Last Friday, the judge who presided over Kobe Bryant’s “rape” case announced that more sealed documents will soon be released.
With new facts emerging from the now-dismissed criminal case and a related civil court case pending, the debate surrounding Bryant continues.
The manner in which society, the media and perhaps the law approach “victims” is being gradually redefined.
One of the most controversial questions raised is whether Bryant’s accuser should be publicly named. During the criminal proceeding, the accuser’s name and most of her history received the nominal protection of Colorado’s Rape Shield Law. A media taboo against identifying “victims” of sexual assault ensured anonymity in the mainstream press.

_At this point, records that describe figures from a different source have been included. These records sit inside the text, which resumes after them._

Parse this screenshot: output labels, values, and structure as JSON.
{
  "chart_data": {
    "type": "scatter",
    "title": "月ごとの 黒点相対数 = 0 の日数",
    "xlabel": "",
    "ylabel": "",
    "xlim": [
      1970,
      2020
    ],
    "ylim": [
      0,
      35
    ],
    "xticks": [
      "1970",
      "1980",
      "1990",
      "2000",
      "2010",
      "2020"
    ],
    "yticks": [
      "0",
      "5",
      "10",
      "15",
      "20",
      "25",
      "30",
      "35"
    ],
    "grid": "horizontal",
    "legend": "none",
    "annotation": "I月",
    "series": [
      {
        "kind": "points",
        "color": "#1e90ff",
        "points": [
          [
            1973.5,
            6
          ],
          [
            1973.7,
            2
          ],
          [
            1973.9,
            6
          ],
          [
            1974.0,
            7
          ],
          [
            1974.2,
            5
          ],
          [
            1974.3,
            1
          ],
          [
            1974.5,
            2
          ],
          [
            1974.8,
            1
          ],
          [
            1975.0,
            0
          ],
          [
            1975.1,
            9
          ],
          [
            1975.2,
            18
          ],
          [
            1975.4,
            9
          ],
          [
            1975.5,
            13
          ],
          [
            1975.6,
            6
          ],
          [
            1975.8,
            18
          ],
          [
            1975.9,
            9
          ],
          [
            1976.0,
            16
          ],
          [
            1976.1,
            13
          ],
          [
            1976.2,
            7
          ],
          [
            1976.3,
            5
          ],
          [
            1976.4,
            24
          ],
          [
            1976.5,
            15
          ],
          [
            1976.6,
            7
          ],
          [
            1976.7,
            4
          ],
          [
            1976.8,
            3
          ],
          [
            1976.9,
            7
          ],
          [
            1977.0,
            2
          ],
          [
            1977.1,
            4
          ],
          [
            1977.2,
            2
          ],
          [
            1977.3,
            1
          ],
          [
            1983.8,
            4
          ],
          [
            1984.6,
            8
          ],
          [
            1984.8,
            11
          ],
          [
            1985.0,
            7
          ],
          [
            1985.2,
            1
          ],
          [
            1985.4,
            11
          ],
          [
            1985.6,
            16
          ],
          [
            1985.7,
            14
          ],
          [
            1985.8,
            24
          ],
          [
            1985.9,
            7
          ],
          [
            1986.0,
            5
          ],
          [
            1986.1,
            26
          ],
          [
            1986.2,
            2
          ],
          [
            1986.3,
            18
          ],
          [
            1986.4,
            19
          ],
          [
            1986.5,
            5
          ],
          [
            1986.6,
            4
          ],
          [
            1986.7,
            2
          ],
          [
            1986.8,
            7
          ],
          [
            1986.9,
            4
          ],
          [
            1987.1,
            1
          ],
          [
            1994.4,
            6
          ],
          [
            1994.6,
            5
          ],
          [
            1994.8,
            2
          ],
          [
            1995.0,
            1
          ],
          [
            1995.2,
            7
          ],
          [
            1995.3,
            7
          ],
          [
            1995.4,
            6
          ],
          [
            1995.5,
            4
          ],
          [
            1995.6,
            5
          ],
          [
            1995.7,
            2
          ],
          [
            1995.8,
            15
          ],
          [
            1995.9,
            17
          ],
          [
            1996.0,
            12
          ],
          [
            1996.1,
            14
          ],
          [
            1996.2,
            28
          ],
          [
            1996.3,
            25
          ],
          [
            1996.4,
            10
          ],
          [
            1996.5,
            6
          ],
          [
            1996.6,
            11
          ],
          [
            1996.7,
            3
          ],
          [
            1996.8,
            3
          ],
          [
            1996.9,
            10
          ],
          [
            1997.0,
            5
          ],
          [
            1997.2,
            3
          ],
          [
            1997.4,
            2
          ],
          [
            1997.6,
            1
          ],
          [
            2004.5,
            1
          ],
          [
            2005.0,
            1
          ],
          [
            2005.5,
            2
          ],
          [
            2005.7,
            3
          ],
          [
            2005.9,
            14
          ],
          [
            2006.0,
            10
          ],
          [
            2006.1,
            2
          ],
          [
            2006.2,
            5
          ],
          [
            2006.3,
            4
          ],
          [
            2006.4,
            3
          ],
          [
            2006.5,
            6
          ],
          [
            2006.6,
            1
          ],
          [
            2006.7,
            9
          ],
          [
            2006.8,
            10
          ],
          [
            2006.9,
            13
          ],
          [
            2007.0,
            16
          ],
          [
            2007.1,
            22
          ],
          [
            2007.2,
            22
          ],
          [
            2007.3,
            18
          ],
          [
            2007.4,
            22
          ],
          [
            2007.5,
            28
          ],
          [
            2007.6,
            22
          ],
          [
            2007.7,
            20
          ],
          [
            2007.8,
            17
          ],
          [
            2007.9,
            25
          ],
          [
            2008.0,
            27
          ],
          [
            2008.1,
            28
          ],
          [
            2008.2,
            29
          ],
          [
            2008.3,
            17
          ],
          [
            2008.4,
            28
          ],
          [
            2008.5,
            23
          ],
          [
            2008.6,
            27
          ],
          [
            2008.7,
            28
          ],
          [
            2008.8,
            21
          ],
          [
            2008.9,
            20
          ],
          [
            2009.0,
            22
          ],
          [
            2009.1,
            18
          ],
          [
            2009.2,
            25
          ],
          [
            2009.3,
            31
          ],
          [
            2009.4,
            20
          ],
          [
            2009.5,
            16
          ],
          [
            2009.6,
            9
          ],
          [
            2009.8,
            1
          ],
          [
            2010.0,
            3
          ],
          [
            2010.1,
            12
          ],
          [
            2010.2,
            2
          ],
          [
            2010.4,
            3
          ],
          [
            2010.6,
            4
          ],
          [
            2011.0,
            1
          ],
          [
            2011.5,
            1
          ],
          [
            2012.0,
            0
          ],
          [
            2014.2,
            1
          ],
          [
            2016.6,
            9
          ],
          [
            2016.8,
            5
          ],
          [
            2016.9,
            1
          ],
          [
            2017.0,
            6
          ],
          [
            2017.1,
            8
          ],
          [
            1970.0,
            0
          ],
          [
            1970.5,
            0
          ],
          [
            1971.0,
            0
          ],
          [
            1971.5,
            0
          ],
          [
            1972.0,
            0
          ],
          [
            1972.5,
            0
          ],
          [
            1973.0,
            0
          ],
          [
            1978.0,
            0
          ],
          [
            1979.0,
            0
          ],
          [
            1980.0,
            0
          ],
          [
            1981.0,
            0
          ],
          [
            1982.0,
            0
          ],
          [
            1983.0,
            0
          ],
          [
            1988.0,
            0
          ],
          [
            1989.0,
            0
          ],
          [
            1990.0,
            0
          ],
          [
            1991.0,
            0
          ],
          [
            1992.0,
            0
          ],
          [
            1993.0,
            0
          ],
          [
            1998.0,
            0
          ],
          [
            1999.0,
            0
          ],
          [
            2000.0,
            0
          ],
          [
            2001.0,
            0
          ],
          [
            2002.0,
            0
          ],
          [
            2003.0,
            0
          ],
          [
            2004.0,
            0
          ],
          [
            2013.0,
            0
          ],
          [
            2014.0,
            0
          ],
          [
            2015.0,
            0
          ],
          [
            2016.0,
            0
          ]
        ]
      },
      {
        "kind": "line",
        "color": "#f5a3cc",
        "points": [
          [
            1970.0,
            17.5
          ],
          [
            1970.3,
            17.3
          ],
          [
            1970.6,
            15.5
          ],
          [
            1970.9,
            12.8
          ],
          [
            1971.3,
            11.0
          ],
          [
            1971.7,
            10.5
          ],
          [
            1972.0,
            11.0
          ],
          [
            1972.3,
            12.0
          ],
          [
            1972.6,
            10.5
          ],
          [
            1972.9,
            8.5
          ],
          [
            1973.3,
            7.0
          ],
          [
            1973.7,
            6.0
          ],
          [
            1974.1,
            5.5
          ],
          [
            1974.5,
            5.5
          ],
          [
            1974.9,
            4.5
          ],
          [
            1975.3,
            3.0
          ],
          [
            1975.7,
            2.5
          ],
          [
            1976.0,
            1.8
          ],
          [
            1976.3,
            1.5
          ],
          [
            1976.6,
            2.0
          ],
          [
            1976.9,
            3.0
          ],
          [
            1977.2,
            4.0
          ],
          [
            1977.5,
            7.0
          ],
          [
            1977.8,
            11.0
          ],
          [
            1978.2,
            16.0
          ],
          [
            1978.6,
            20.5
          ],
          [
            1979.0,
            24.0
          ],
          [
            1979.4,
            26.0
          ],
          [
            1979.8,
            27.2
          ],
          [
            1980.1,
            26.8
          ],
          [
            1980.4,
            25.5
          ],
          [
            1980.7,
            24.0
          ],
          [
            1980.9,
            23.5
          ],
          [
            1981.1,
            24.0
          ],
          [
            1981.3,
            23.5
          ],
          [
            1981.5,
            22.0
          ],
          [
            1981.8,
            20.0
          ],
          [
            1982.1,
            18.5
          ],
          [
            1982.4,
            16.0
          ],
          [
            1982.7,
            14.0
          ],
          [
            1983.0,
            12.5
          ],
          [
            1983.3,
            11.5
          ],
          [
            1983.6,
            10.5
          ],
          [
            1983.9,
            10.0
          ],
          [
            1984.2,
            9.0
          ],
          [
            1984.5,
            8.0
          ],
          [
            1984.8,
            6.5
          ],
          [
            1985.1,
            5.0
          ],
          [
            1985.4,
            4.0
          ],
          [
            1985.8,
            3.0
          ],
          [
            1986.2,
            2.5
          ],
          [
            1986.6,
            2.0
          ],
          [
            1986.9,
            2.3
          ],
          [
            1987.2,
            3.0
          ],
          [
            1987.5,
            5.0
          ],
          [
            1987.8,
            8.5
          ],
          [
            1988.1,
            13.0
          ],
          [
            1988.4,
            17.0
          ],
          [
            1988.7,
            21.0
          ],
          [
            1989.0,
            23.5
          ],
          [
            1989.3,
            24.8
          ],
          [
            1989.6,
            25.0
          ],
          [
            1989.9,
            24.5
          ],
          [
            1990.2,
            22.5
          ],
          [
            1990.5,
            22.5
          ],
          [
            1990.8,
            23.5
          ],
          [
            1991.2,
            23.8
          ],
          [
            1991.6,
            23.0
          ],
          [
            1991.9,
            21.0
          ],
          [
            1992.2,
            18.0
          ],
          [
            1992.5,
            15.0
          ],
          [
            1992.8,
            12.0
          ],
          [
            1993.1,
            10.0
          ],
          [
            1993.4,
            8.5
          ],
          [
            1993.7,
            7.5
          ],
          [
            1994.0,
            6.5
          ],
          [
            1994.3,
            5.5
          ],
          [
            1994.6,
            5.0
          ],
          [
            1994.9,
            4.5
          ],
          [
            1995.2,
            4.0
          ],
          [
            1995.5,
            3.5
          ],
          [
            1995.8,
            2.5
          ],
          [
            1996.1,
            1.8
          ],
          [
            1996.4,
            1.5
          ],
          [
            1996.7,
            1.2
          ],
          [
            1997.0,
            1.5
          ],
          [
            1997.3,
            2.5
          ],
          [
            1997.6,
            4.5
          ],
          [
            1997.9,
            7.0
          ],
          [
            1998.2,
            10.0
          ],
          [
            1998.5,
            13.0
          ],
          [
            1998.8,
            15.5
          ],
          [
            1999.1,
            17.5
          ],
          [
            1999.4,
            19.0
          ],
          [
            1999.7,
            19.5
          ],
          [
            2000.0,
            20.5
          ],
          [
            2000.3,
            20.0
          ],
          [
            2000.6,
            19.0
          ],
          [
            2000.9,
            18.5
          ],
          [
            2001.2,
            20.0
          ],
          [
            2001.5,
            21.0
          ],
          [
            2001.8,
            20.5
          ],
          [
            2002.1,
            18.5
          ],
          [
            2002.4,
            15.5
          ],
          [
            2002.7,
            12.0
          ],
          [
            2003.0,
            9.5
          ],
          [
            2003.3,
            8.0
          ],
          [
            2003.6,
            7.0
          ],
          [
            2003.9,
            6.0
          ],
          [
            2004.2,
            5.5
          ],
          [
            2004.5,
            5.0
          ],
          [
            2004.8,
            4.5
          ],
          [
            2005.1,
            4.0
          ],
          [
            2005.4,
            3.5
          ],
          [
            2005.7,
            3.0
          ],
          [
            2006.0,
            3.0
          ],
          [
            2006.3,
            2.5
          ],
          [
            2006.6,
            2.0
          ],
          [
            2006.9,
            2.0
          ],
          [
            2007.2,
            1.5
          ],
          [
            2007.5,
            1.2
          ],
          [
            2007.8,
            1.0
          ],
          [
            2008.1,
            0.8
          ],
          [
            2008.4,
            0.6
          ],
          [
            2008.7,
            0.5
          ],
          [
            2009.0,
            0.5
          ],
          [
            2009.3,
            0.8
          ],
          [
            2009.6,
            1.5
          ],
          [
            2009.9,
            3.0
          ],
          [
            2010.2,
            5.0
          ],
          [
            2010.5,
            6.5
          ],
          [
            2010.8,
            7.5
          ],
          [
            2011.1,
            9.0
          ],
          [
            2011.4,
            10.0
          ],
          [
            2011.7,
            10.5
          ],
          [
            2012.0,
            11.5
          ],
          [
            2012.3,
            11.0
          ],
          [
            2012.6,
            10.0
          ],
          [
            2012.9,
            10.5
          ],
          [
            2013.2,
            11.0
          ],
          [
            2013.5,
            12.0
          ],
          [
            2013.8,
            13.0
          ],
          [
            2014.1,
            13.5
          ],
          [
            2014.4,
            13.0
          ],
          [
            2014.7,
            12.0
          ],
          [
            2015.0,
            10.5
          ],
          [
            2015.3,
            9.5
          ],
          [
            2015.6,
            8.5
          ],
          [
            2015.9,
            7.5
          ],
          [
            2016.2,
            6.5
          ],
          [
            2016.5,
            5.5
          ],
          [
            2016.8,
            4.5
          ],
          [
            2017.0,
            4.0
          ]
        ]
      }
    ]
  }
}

But her name, photo and history flashed across the Internet. True anonymity was a futile exercise because too many people believed it was patently unfair to name Bryant, who was legally presumed innocent, while extending the automatic presumption and protection of victimhood to his accuser. Veteran journalist Geneva Overholser felt strongly enough about that unfairness to resign from the Poynter Institute a noted journalism education organization because it deleted the accuser’s name from one of her columns.
The issue of accuser anonymity is being debated on two basic levels: Is it fair; and, is it possible?
Both questions arise in the civil suit even though that venue extends no legal protection to an accuser’s identity. The accuser asked to be identified as “Jane Doe” on her complaint. Federal Judge Richard Matsch denied the motion, stating, “The parties appear as equals before the court and that fundamental principle must be protected throughout these proceedings.”
He added that the accuser’s identity was already well known.
The media taboo against naming “victims” is also weakening. Last week, a respected Denver newspaper, The Rocky Mountain News, identified the accuser both on its Web site and in a print edition. Editor John Temple explained that fairness required both parties in a civil case to be named. So far, most major media has not followed suit one exception: the FOX News Channel and FOXNews.com, which identified her last Friday, and FOX News’ Greta Van Susteren, who discussed the topic on her Friday show.
Should accusers be named in criminal and civil court cases? Those who wish to identify either both or neither of the parties do so largely out of a desire to reduce false accusations.
Similarly, naming an accuser holds him or her accountable to the community. It also permits anyone who can substantiate or discredit a claim to come forward.
Rape has become an exception because of the public shame attached to being sexually violated. Yet, today, the greater disgrace adheres to whoever is accused of sexual misconduct. The disgrace involves not merely shame but also the likely loss of marriages, friends, reputation, career and wealth. Yet the damage and shame inflicted on those who are merely accused does not prevent the media from naming them.
Debate over the propriety of identifying both parties is quickly followed by speculation over whether anonymity for only one side is even possible. Once half of the story becomes public, can the other half remain confidential? The Internet has ushered in an age of instant and omnipresent information. Nothing short of totalitarian censorship may be able to enforce anonymity for “victims.”
Consider just one instance. The Eagle County sheriff and district attorney’s offices have already released a cascade of documents on the Bryant criminal case, with the page-count approaching 1,000.
Most of the documents have been heavily redacted. That is, they have been edited to delete references to the alleged victim’s name or to “sexual conduct held to be inadmissible under the Rape Shield statute.” But the careful editing provides no real protection.
For example, an unredacted transcript of the interview that police conducted with Bryant the night after the alleged rape is freely available online. [Warning: graphic language.] The implicit message of sites that post such documents is this: If you are going to release information, release it all so the public can judge.
Much of Bryant’s punishment has come from public reaction; for example, he lost his lucrative celebrity endorsement contracts. The public is justified in wanting to base their judgments on all the facts, especially since the criminal case is no longer active. For example, the publication of documents has revealed that Bryant’s accuser told at least two lies to the police.
Specifically, a letter to the police from the accuser was among the previously sealed documents that were released after the collapse of the criminal case. It apologized for lying about two details of the “rape.”
The lies were part of a legal process that could destroy another human being’s life. Why should the lies or the name of the accuser who told them receive court protection?
The Bryant saga will run on and on. In fact, the civil case may provide more legal theater than the criminal proceeding. For one thing, the accuser has procured the services of mega-hitter lawyer Lin Wood. Wood was added “to address growing concerns regarding media coverage” and “her privacy rights.”
The accuser swings between demanding privacy and taking public action. As a practical matter, it is becoming increasingly apparent that those who bring accusations cannot have both. As a matter of fairness, that may be for the best.
For the record, her name is Katelyn Faber.